Defendant does not challenge the sufficiency of the evidence. On the morning of May 13, 1990, victim’s body was discovered at the abandoned tavern where she lived. She was found lying on the floor, nude from the waist down, with wounds to her head and neck, and an electrical cord around her neck.

When police first interviewed defendant, he denied murdering victim. However, when police interviewed defendant a second time, he confessed. Defendant later made a detailed videotaped confession of the crime.

*260II. Batson Challenge

Defendant, a black man, alleges the trial court erred in overruling his Batson motion “where the court based its determination on the final composition of the jury, without considering, or requiring the State to provide, the reasons for the State’s use of five [of its six] peremptory strikes against black venirepersons.... ” The State has joined defendant in requesting a remand for a Batson hearing. We agree.

In response to defendant’s Batson challenge, the trial court inquired as to the composition of the jury after the strikes. The court determined that five Caucasians and seven African-Americans remained on the jury.

Counsel for the State then commented that “no prima facie case has been shown in regard to Batson. ... I have race neutral reasons and I decline to give them because there is no prima faci[e] case made.” The State based its refusal to give race-neutral reasons on the composition of the jury panel after the strikes.
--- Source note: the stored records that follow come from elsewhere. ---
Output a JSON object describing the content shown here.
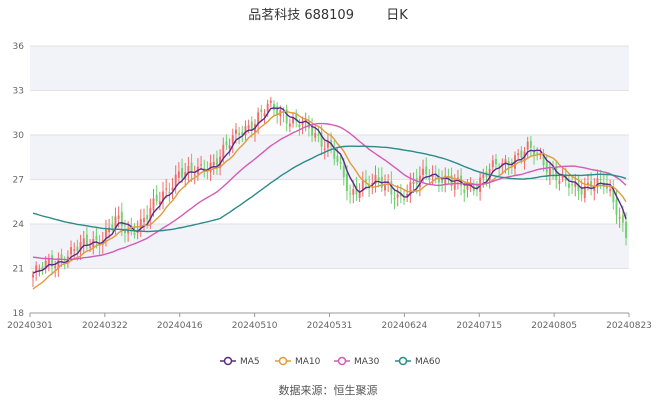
{
  "title": "品茗科技 688109",
  "period_label": "日K",
  "source": "数据来源：恒生聚源",
  "colors": {
    "up": "#f06b6b",
    "down": "#6fd16f",
    "ma5": "#5b2a86",
    "ma10": "#e39a3a",
    "ma30": "#d45bb6",
    "ma60": "#2b8a8a"
  },
  "chart_data": {
    "type": "candlestick",
    "y_ticks": [
      "18",
      "21",
      "24",
      "27",
      "30",
      "33",
      "36"
    ],
    "ylim": [
      18,
      36
    ],
    "x_tick_labels": [
      "20240301",
      "20240322",
      "20240416",
      "20240510",
      "20240531",
      "20240624",
      "20240715",
      "20240805",
      "20240823"
    ],
    "legend": [
      "MA5",
      "MA10",
      "MA30",
      "MA60"
    ],
    "legend_position": "bottom",
    "grid": true
  }
}
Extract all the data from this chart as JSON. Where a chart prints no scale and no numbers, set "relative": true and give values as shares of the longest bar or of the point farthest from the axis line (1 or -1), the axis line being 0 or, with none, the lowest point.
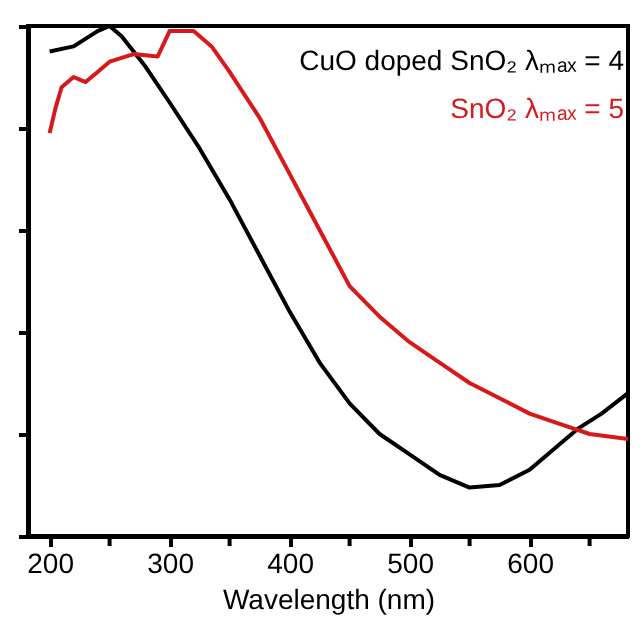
{
  "chart_data": {
    "type": "line",
    "xlabel": "Wavelength (nm)",
    "relative": true,
    "tick_labels": "x",
    "legend": "top right",
    "line_style": "solid",
    "marker": "none",
    "grid": false,
    "xlim": [
      182,
      682
    ],
    "xticks": [
      200,
      {
        "value": 250,
        "label": null
      },
      300,
      {
        "value": 350,
        "label": null
      },
      400,
      {
        "value": 450,
        "label": null
      },
      500,
      {
        "value": 550,
        "label": null
      },
      600,
      {
        "value": 650,
        "label": null
      }
    ],
    "series": [
      {
        "name": "CuO doped SnO₂ λₘₐₓ = 4",
        "color": "#000000",
        "x": [
          200,
          220,
          240,
          250,
          260,
          280,
          300,
          325,
          350,
          375,
          400,
          425,
          450,
          475,
          500,
          525,
          550,
          575,
          600,
          625,
          640,
          660,
          682
        ],
        "values": [
          0.95,
          0.96,
          0.99,
          1.0,
          0.98,
          0.92,
          0.85,
          0.76,
          0.66,
          0.55,
          0.44,
          0.34,
          0.26,
          0.2,
          0.16,
          0.12,
          0.095,
          0.1,
          0.13,
          0.18,
          0.21,
          0.24,
          0.28
        ]
      },
      {
        "name": "SnO₂ λₘₐₓ = 5",
        "color": "#d7191c",
        "x": [
          200,
          205,
          210,
          220,
          230,
          240,
          250,
          270,
          290,
          300,
          320,
          335,
          350,
          375,
          400,
          425,
          450,
          475,
          500,
          525,
          550,
          575,
          600,
          625,
          650,
          682
        ],
        "values": [
          0.79,
          0.84,
          0.88,
          0.9,
          0.89,
          0.91,
          0.93,
          0.945,
          0.94,
          0.99,
          0.99,
          0.96,
          0.91,
          0.82,
          0.71,
          0.6,
          0.49,
          0.43,
          0.38,
          0.34,
          0.3,
          0.27,
          0.24,
          0.22,
          0.2,
          0.19
        ]
      }
    ]
  }
}
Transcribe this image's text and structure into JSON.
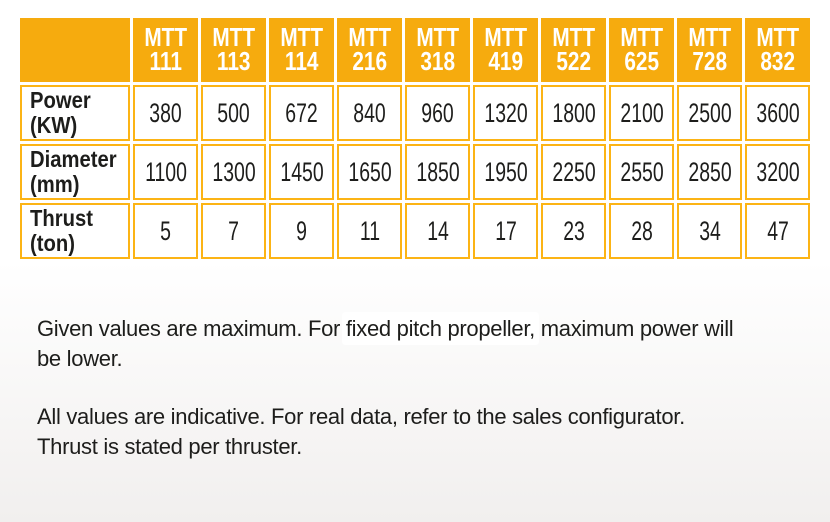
{
  "colors": {
    "header_bg": "#F6AB0E",
    "cell_border": "#FCB415",
    "header_text": "#FFFFFF",
    "body_text": "#1D1D1B"
  },
  "table": {
    "corner_label": "",
    "columns": [
      {
        "line1": "MTT",
        "line2": "111"
      },
      {
        "line1": "MTT",
        "line2": "113"
      },
      {
        "line1": "MTT",
        "line2": "114"
      },
      {
        "line1": "MTT",
        "line2": "216"
      },
      {
        "line1": "MTT",
        "line2": "318"
      },
      {
        "line1": "MTT",
        "line2": "419"
      },
      {
        "line1": "MTT",
        "line2": "522"
      },
      {
        "line1": "MTT",
        "line2": "625"
      },
      {
        "line1": "MTT",
        "line2": "728"
      },
      {
        "line1": "MTT",
        "line2": "832"
      }
    ],
    "rows": [
      {
        "label_line1": "Power",
        "label_line2": "(KW)",
        "values": [
          "380",
          "500",
          "672",
          "840",
          "960",
          "1320",
          "1800",
          "2100",
          "2500",
          "3600"
        ]
      },
      {
        "label_line1": "Diameter",
        "label_line2": "(mm)",
        "values": [
          "1100",
          "1300",
          "1450",
          "1650",
          "1850",
          "1950",
          "2250",
          "2550",
          "2850",
          "3200"
        ]
      },
      {
        "label_line1": "Thrust",
        "label_line2": "(ton)",
        "values": [
          "5",
          "7",
          "9",
          "11",
          "14",
          "17",
          "23",
          "28",
          "34",
          "47"
        ]
      }
    ]
  },
  "notes": [
    {
      "lines": [
        [
          {
            "text": "Given values are maximum. For "
          },
          {
            "text": "fixed pitch propeller,",
            "highlight": true
          },
          {
            "text": " maximum power will"
          }
        ],
        [
          {
            "text": "be lower."
          }
        ]
      ]
    },
    {
      "lines": [
        [
          {
            "text": "All values are indicative. For real data, refer to the sales configurator."
          }
        ],
        [
          {
            "text": "Thrust is stated per thruster."
          }
        ]
      ]
    }
  ]
}
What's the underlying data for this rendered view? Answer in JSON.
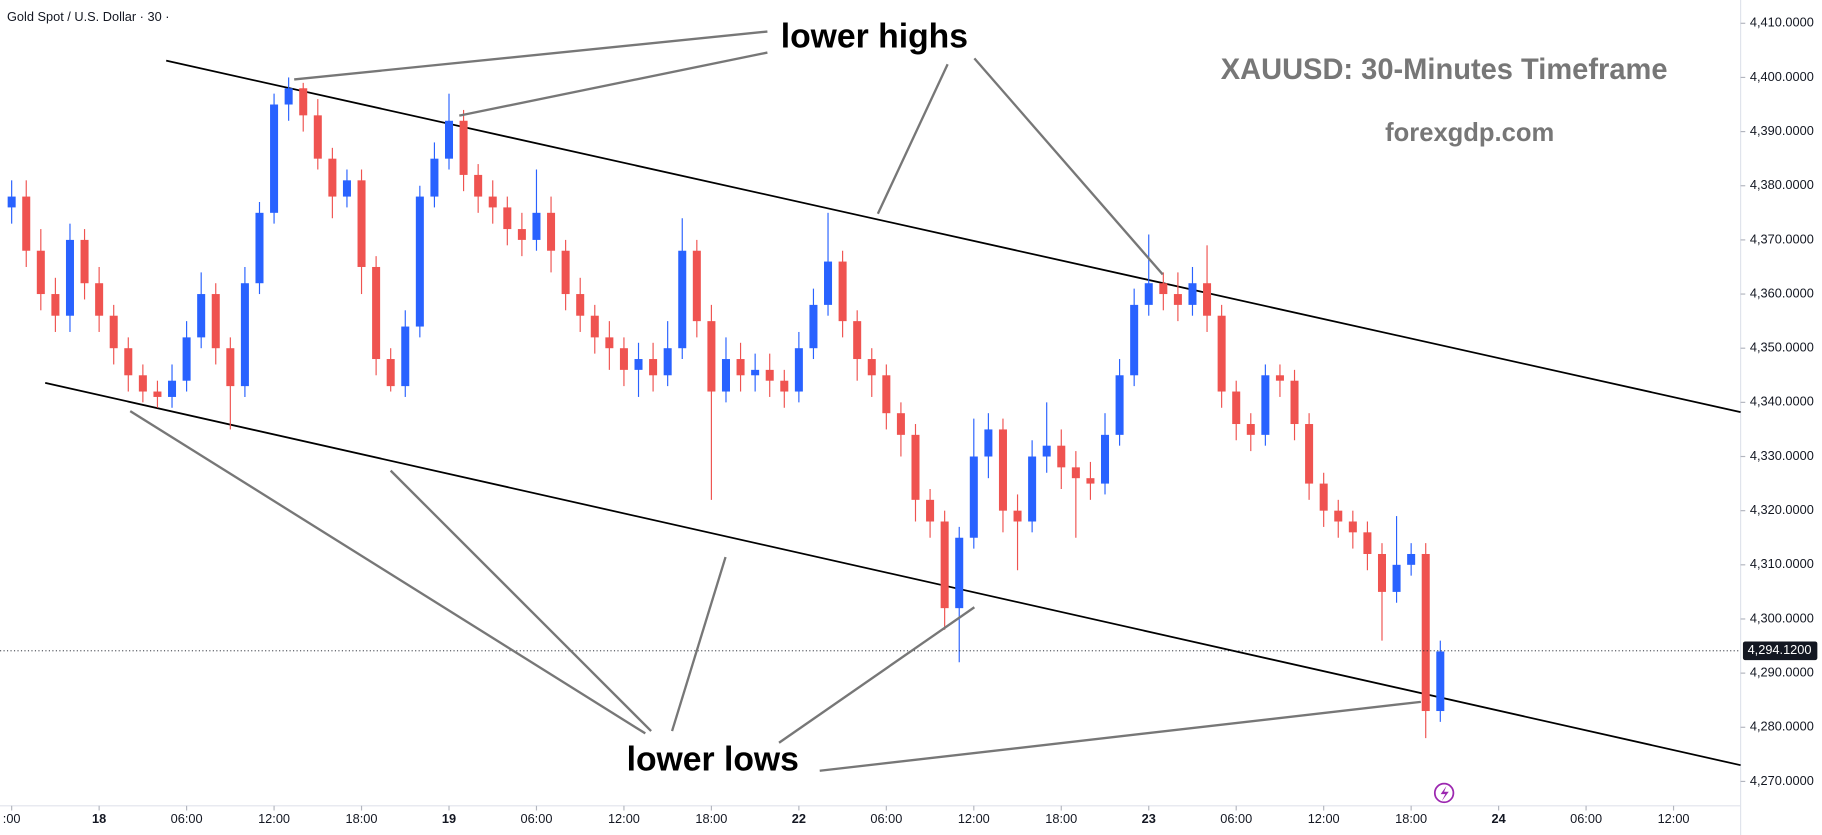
{
  "chart_data": {
    "type": "candlestick",
    "header": "Gold Spot / U.S. Dollar · 30 ·",
    "title": "XAUUSD: 30-Minutes Timeframe",
    "subtitle": "forexgdp.com",
    "annotations": [
      "lower highs",
      "lower lows"
    ],
    "up_color": "#2962ff",
    "down_color": "#ef5350",
    "x": [
      -6,
      -5,
      -4,
      -3,
      -2,
      -1,
      0,
      1,
      2,
      3,
      4,
      5,
      6,
      7,
      8,
      9,
      10,
      11,
      12,
      13,
      14,
      15,
      16,
      17,
      18,
      19,
      20,
      21,
      22,
      23,
      24,
      25,
      26,
      27,
      28,
      29,
      30,
      31,
      32,
      33,
      34,
      35,
      36,
      37,
      38,
      39,
      40,
      41,
      42,
      43,
      44,
      45,
      46,
      47,
      48,
      49,
      50,
      51,
      52,
      53,
      54,
      55,
      56,
      57,
      58,
      59,
      60,
      61,
      62,
      63,
      64,
      65,
      66,
      67,
      68,
      69,
      70,
      71,
      72,
      73,
      74,
      75,
      76,
      77,
      78,
      79,
      80,
      81,
      82,
      83,
      84,
      85,
      86,
      87,
      88,
      89,
      90,
      91,
      92
    ],
    "open": [
      4376,
      4378,
      4368,
      4360,
      4356,
      4370,
      4362,
      4356,
      4350,
      4345,
      4342,
      4341,
      4344,
      4352,
      4360,
      4350,
      4343,
      4362,
      4375,
      4395,
      4398,
      4393,
      4385,
      4378,
      4381,
      4365,
      4348,
      4343,
      4354,
      4378,
      4385,
      4392,
      4382,
      4378,
      4376,
      4372,
      4370,
      4375,
      4368,
      4360,
      4356,
      4352,
      4350,
      4346,
      4348,
      4345,
      4350,
      4368,
      4355,
      4342,
      4348,
      4345,
      4346,
      4344,
      4342,
      4350,
      4358,
      4366,
      4355,
      4348,
      4345,
      4338,
      4334,
      4322,
      4318,
      4302,
      4315,
      4330,
      4335,
      4320,
      4318,
      4330,
      4332,
      4328,
      4326,
      4325,
      4334,
      4345,
      4358,
      4362,
      4360,
      4358,
      4362,
      4356,
      4342,
      4336,
      4334,
      4345,
      4344,
      4336,
      4325,
      4320,
      4318,
      4316,
      4312,
      4305,
      4310,
      4312,
      4283
    ],
    "high": [
      4381,
      4381,
      4372,
      4363,
      4373,
      4372,
      4365,
      4358,
      4352,
      4347,
      4344,
      4347,
      4355,
      4364,
      4362,
      4352,
      4365,
      4377,
      4397,
      4400,
      4399,
      4396,
      4387,
      4383,
      4383,
      4367,
      4350,
      4357,
      4380,
      4388,
      4397,
      4394,
      4384,
      4381,
      4378,
      4375,
      4383,
      4378,
      4370,
      4363,
      4358,
      4355,
      4352,
      4351,
      4351,
      4355,
      4374,
      4370,
      4358,
      4352,
      4351,
      4349,
      4349,
      4346,
      4353,
      4361,
      4375,
      4368,
      4357,
      4350,
      4347,
      4340,
      4336,
      4324,
      4320,
      4317,
      4337,
      4338,
      4337,
      4323,
      4333,
      4340,
      4335,
      4331,
      4329,
      4338,
      4348,
      4361,
      4371,
      4364,
      4364,
      4365,
      4369,
      4358,
      4344,
      4338,
      4347,
      4347,
      4346,
      4338,
      4327,
      4322,
      4320,
      4318,
      4314,
      4319,
      4314,
      4314,
      4296
    ],
    "low": [
      4373,
      4365,
      4357,
      4353,
      4353,
      4359,
      4353,
      4347,
      4342,
      4340,
      4339,
      4339,
      4342,
      4350,
      4347,
      4335,
      4341,
      4360,
      4373,
      4392,
      4390,
      4383,
      4374,
      4376,
      4360,
      4345,
      4342,
      4341,
      4352,
      4376,
      4383,
      4379,
      4375,
      4373,
      4369,
      4367,
      4368,
      4364,
      4357,
      4353,
      4349,
      4346,
      4343,
      4341,
      4342,
      4343,
      4348,
      4352,
      4322,
      4340,
      4342,
      4342,
      4341,
      4339,
      4340,
      4348,
      4356,
      4352,
      4344,
      4341,
      4335,
      4330,
      4318,
      4315,
      4298,
      4292,
      4313,
      4326,
      4316,
      4309,
      4316,
      4327,
      4324,
      4315,
      4322,
      4323,
      4332,
      4343,
      4356,
      4357,
      4355,
      4356,
      4353,
      4339,
      4333,
      4331,
      4332,
      4341,
      4333,
      4322,
      4317,
      4315,
      4313,
      4309,
      4296,
      4303,
      4308,
      4278,
      4281
    ],
    "close": [
      4378,
      4368,
      4360,
      4356,
      4370,
      4362,
      4356,
      4350,
      4345,
      4342,
      4341,
      4344,
      4352,
      4360,
      4350,
      4343,
      4362,
      4375,
      4395,
      4398,
      4393,
      4385,
      4378,
      4381,
      4365,
      4348,
      4343,
      4354,
      4378,
      4385,
      4392,
      4382,
      4378,
      4376,
      4372,
      4370,
      4375,
      4368,
      4360,
      4356,
      4352,
      4350,
      4346,
      4348,
      4345,
      4350,
      4368,
      4355,
      4342,
      4348,
      4345,
      4346,
      4344,
      4342,
      4350,
      4358,
      4366,
      4355,
      4348,
      4345,
      4338,
      4334,
      4322,
      4318,
      4302,
      4315,
      4330,
      4335,
      4320,
      4318,
      4330,
      4332,
      4328,
      4326,
      4325,
      4334,
      4345,
      4358,
      4362,
      4360,
      4358,
      4362,
      4356,
      4342,
      4336,
      4334,
      4345,
      4344,
      4336,
      4325,
      4320,
      4318,
      4316,
      4312,
      4305,
      4310,
      4312,
      4283,
      4294
    ],
    "xlim": [
      -6.8,
      112.6
    ],
    "ylim": [
      4265.5,
      4414.3
    ],
    "yticks": [
      {
        "value": 4270,
        "label": "4,270.0000"
      },
      {
        "value": 4280,
        "label": "4,280.0000"
      },
      {
        "value": 4290,
        "label": "4,290.0000"
      },
      {
        "value": 4300,
        "label": "4,300.0000"
      },
      {
        "value": 4310,
        "label": "4,310.0000"
      },
      {
        "value": 4320,
        "label": "4,320.0000"
      },
      {
        "value": 4330,
        "label": "4,330.0000"
      },
      {
        "value": 4340,
        "label": "4,340.0000"
      },
      {
        "value": 4350,
        "label": "4,350.0000"
      },
      {
        "value": 4360,
        "label": "4,360.0000"
      },
      {
        "value": 4370,
        "label": "4,370.0000"
      },
      {
        "value": 4380,
        "label": "4,380.0000"
      },
      {
        "value": 4390,
        "label": "4,390.0000"
      },
      {
        "value": 4400,
        "label": "4,400.0000"
      },
      {
        "value": 4410,
        "label": "4,410.0000"
      }
    ],
    "xticks": [
      {
        "value": -6,
        "label": ":00"
      },
      {
        "value": 0,
        "label": "18"
      },
      {
        "value": 6,
        "label": "06:00"
      },
      {
        "value": 12,
        "label": "12:00"
      },
      {
        "value": 18,
        "label": "18:00"
      },
      {
        "value": 24,
        "label": "19"
      },
      {
        "value": 30,
        "label": "06:00"
      },
      {
        "value": 36,
        "label": "12:00"
      },
      {
        "value": 42,
        "label": "18:00"
      },
      {
        "value": 48,
        "label": "22"
      },
      {
        "value": 54,
        "label": "06:00"
      },
      {
        "value": 60,
        "label": "12:00"
      },
      {
        "value": 66,
        "label": "18:00"
      },
      {
        "value": 72,
        "label": "23"
      },
      {
        "value": 78,
        "label": "06:00"
      },
      {
        "value": 84,
        "label": "12:00"
      },
      {
        "value": 90,
        "label": "18:00"
      },
      {
        "value": 96,
        "label": "24"
      },
      {
        "value": 102,
        "label": "06:00"
      },
      {
        "value": 108,
        "label": "12:00"
      }
    ],
    "last_price": {
      "value": 4294.12,
      "label": "4,294.1200"
    },
    "trendlines": [
      {
        "x": [
          4.6,
          112.6
        ],
        "y": [
          4403.1,
          4338.2
        ]
      },
      {
        "x": [
          -3.7,
          112.6
        ],
        "y": [
          4343.6,
          4273.0
        ]
      }
    ]
  }
}
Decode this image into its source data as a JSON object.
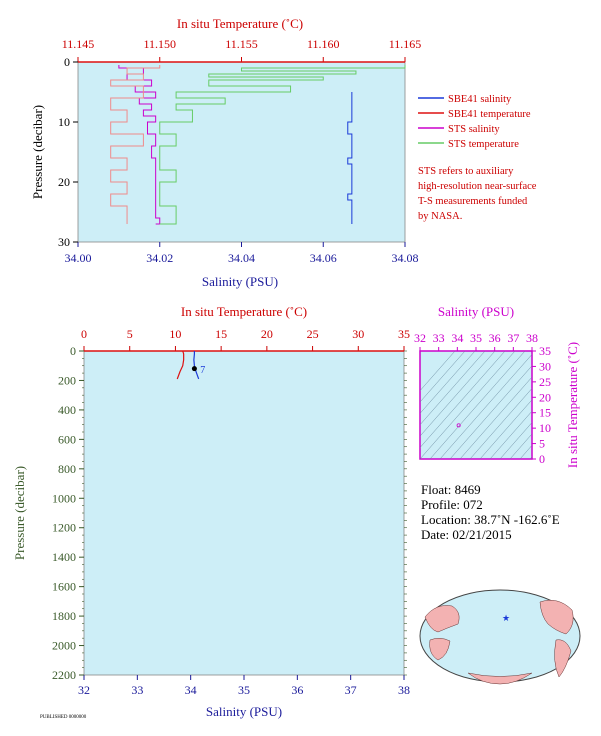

The trial court overruled defendant’s Batson objection without requiring the State to disclose its reasons for the strikes.

In State v. Antwine, 743 S.W.2d 51, 64 (Mo.banc 1987), our supreme court directed “trial judges to consider the prosecutor’s explanations as part of the process of determining whether a defendant has established a prima facie case of racially discriminatory use of peremptory challenges.” Here, the State erroneously refused to disclose its reasons for its strikes. The trial court erred in not requiring the State to give explanations.

In State v. Parker, 836 S.W.2d 930, 934 (Mo.banc 1992), our supreme court reiterated that the State “must give race-neutral reasons for the challenged peremptory strikes.” These reasons must be given regardless of “the presence of African-Americans on the defendant’s jury” or “the state’s failure to use all of its strikes to remove African-American venirepersons.” Id. at 940.

III. Other Issues

We have considered the other thirteen points defendant has raised. No jurisprudential purpose would be served by a written opinion. Therefore, the parties have been furnished with a memorandum opinion for their information only, setting forth the facts and reasons for our decision.

This case is remanded to the trial court for a hearing to determine whether the State used its strikes in a discriminatory manner. The trial court shall certify to this court a record of its proceeding. In all other respects, the judgment is affirmed in accordance with Rule 30.25(b).

CRANDALL, P.J., and PUDLOWSKI, J., concur.